松井 15戦連続安打&張本、衣笠に並ぶ504号!

[ 2011年8月9日 06:00 ]

レイズ戦で、メルビン監督(右)と談笑するアスレチックス・松井

ア・リーグ アスレチックス5―4レイズ

(8月7日 セントピーターズバーグ)
 ゴジラの勢いが止まらない。アスレチックスの松井秀喜外野手(37)が7日(日本時間8日)、レイズ戦の5回に11号2ランを放ってチームを勝利へと導いた。連続試合安打はメジャー自己最長にあと2と迫る15。後半戦打率・451は依然、30球団トップの好調ぶりだ。日米通算504本塁打は、張本勲(スポニチ本紙評論家)と衣笠祥雄に並ぶ日本球界歴代7位相当となった。好調ゴジラのバットに引っ張られたチームは、敵地13カードぶりの勝ち越しとなった。
【試合結果】

 一振りで敵地を沈黙させた。1―3の5回1死三塁。松井は真ん中内寄りに入ったレ軍プライスの93マイル(約150キロ)直球を捉えた。昨季19勝左腕の失投は、右翼席に弾む同点弾となった。

 「真ん中に甘く入ってきたのでラッキーな部分もありましたけど、ちゃんと打てた。いい本塁打だったと思います」

 苦しい展開で、流れを引き寄せる一発。ボブ・メルビン監督代行は「タフな左腕からの本塁打は大きかった」と絶賛した。15戦連続安打で後半戦は30球団トップの打率・451。メジャーで強打者の指標となるOPS(出塁率+長打率)も同2位の1・214だ。

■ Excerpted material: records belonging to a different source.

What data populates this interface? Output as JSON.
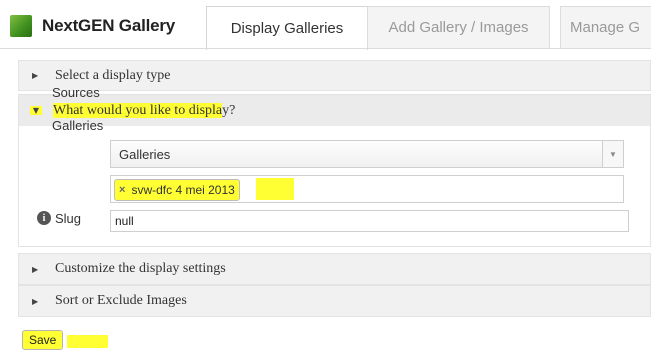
{
  "header": {
    "brand": "NextGEN Gallery",
    "tabs": [
      {
        "label": "Display Galleries",
        "active": true
      },
      {
        "label": "Add Gallery / Images",
        "active": false
      },
      {
        "label": "Manage G",
        "active": false
      }
    ]
  },
  "accordion": {
    "sections": [
      {
        "label": "Select a display type",
        "expanded": false
      },
      {
        "label_highlighted": "What would you like to displa",
        "label_rest": "y?",
        "expanded": true
      },
      {
        "label": "Customize the display settings",
        "expanded": false
      },
      {
        "label": "Sort or Exclude Images",
        "expanded": false
      }
    ]
  },
  "display_form": {
    "sources_label": "Sources",
    "sources_value": "Galleries",
    "galleries_label": "Galleries",
    "gallery_chip": "svw-dfc 4 mei 2013",
    "slug_label": "Slug",
    "slug_value": "null"
  },
  "actions": {
    "save_label": "Save"
  },
  "colors": {
    "highlight": "#ffff33",
    "brand_green": "#3f8f1f"
  }
}
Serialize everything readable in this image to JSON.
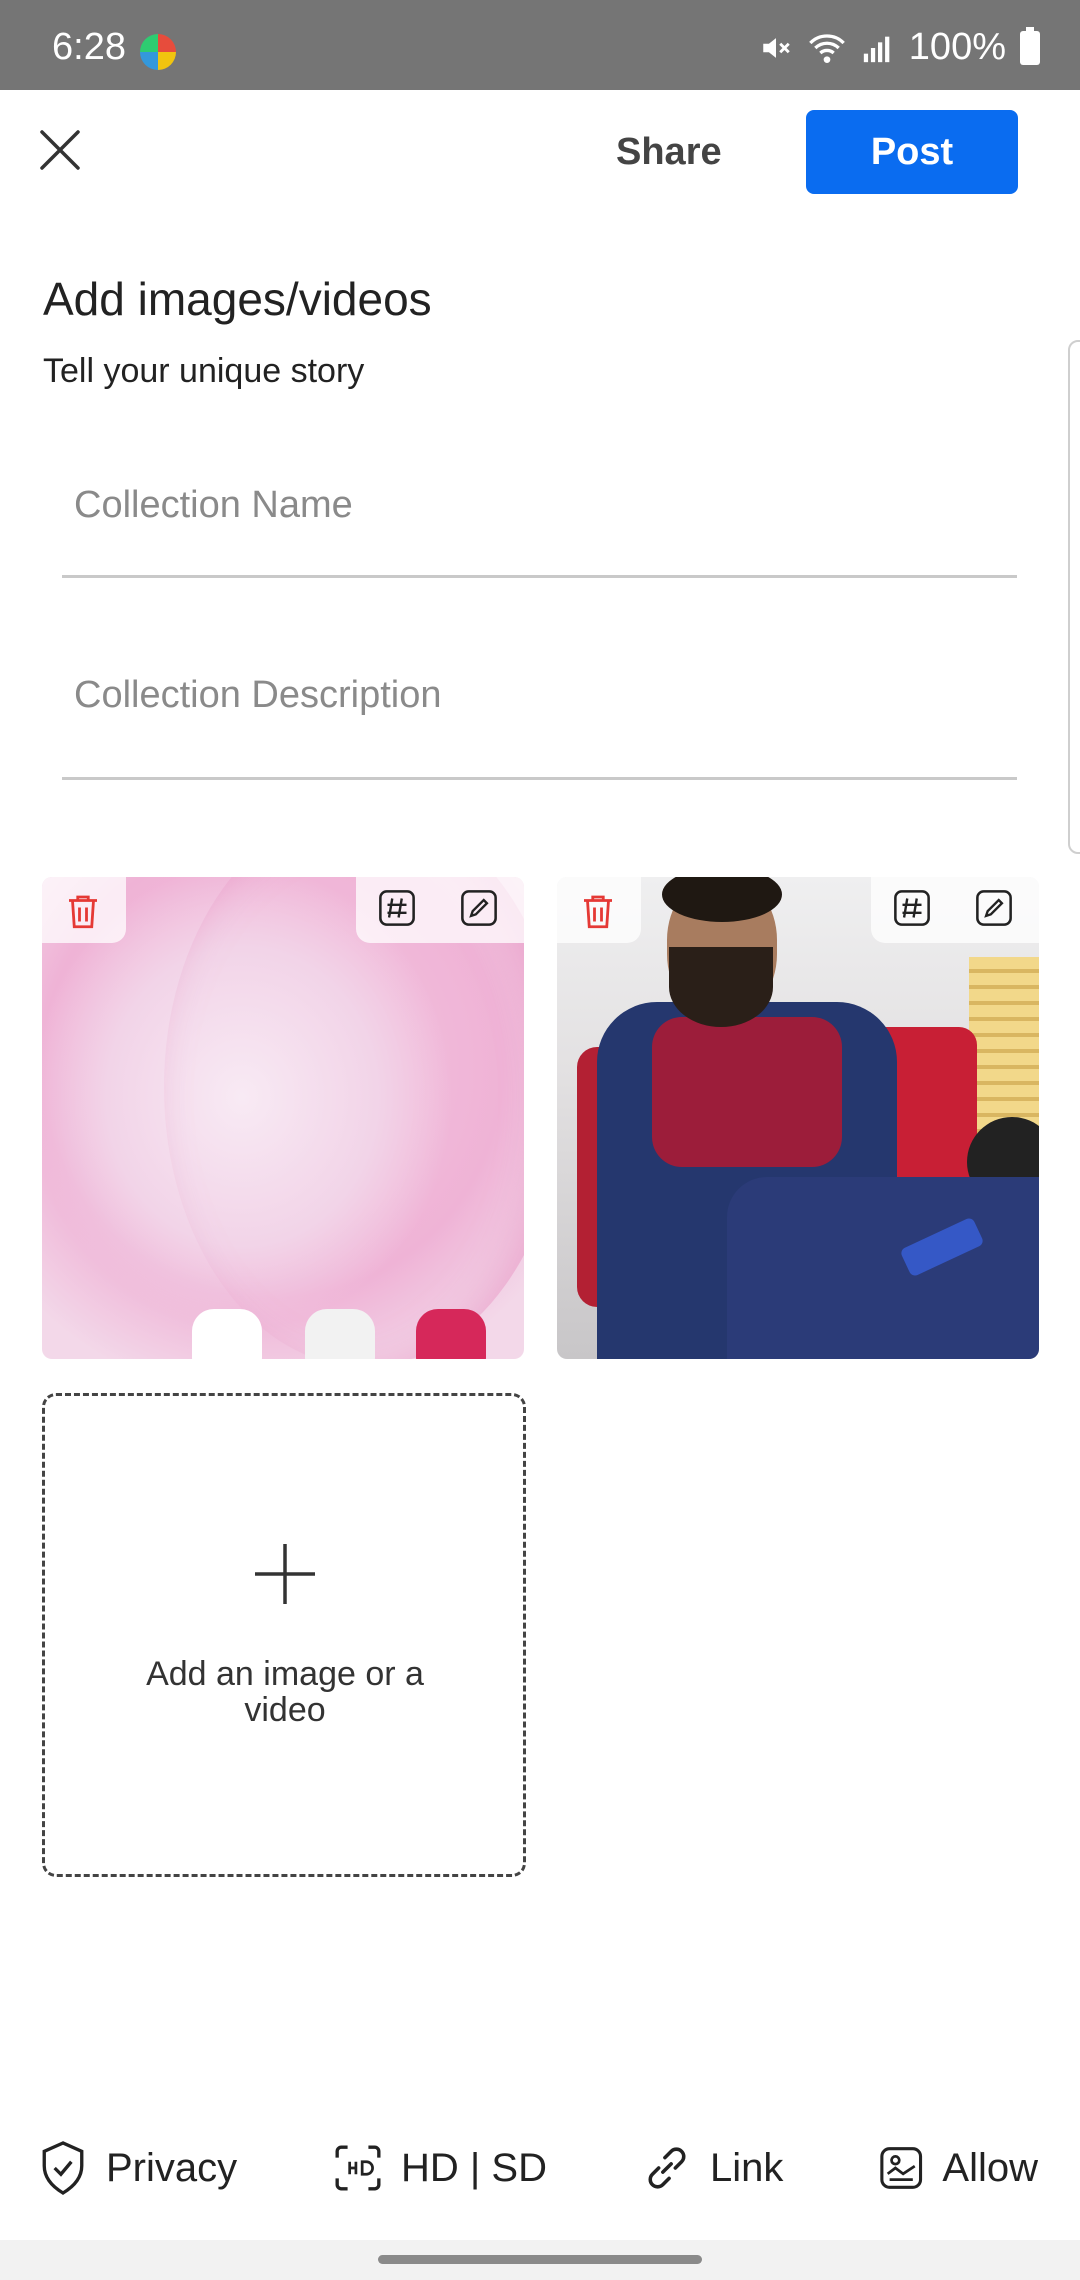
{
  "status_bar": {
    "time": "6:28",
    "battery": "100%"
  },
  "header": {
    "share_label": "Share",
    "post_label": "Post"
  },
  "content": {
    "title": "Add images/videos",
    "subtitle": "Tell your unique story",
    "collection_name_placeholder": "Collection Name",
    "collection_description_placeholder": "Collection Description",
    "add_media_label": "Add an image or a video"
  },
  "bottom_bar": {
    "items": [
      {
        "label": "Privacy",
        "icon": "shield-check-icon"
      },
      {
        "label": "HD | SD",
        "icon": "hd-focus-icon"
      },
      {
        "label": "Link",
        "icon": "link-icon"
      },
      {
        "label": "Allow",
        "icon": "image-settings-icon"
      }
    ]
  },
  "colors": {
    "accent": "#0a6cf0",
    "delete": "#e53935"
  }
}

 好調の一因を、ジェラルド・ペリー打撃コーチは「良くない時は腰の開きが少し早くなるが今はそれがない」と語る。今季の全11本塁打のうち左腕から実に8本。元来左投手を得意としてきた松井だが、昨季は成績を残せなかった。左打者にとって左腕攻略は体を早く開かないことが鉄則だが、両膝を手術した影響もあって近年は踏ん張りきれず開き気味になることも多かった。だが、今季は膝の状態に心配がなくなり、常時出場が続くことで全盛時の「左キラー」の感覚も戻ってきた。

 もう一つ、夏男を支えるのは安定した食生活だ。メジャー9年目でも「米国独特のもので、これを絶対食べたいというものはあまりない。肉も日本で食べるのが一番うまい」と話す。それでも、いくら暑くても球場クラブハウスの食事はしっかり取る。行きつけでない店での生ものは極力避け、本拠地では愛妻による、公式球より一回り大きいサイズのおにぎりをペロリ。食欲が落ちないからバテることもない。

 ネット裏では前日に引き続きカージナルスのブルース・ベネディクト・スカウトが視察した。ジャイアンツ、ダイヤモンドバックス、パドレスなどのスカウトも熱視線を送る中で披露した一発。周囲が騒がしくなっても松井は「前半戦との違いは分からない。状態はいい。続けていきたい」とマイペースだ。その積み重ねこそがプレーオフを狙う他球団への移籍、来季契約という形で実を結ぶことになる。

 ≪再び人工芝で守備も≫松井が9日(日本時間10日)からのブルージェイズ3連戦で、再び人工芝球場で守備に就く可能性が出てきた。外野陣に故障者が続いているためでメルビン監督代行は「今のところ予定はないが、可能性はある」と口にした。前日は3年2カ月ぶりに人工芝球場で守備に就いた松井は「状況によってはあるかもしれないですね」と話した。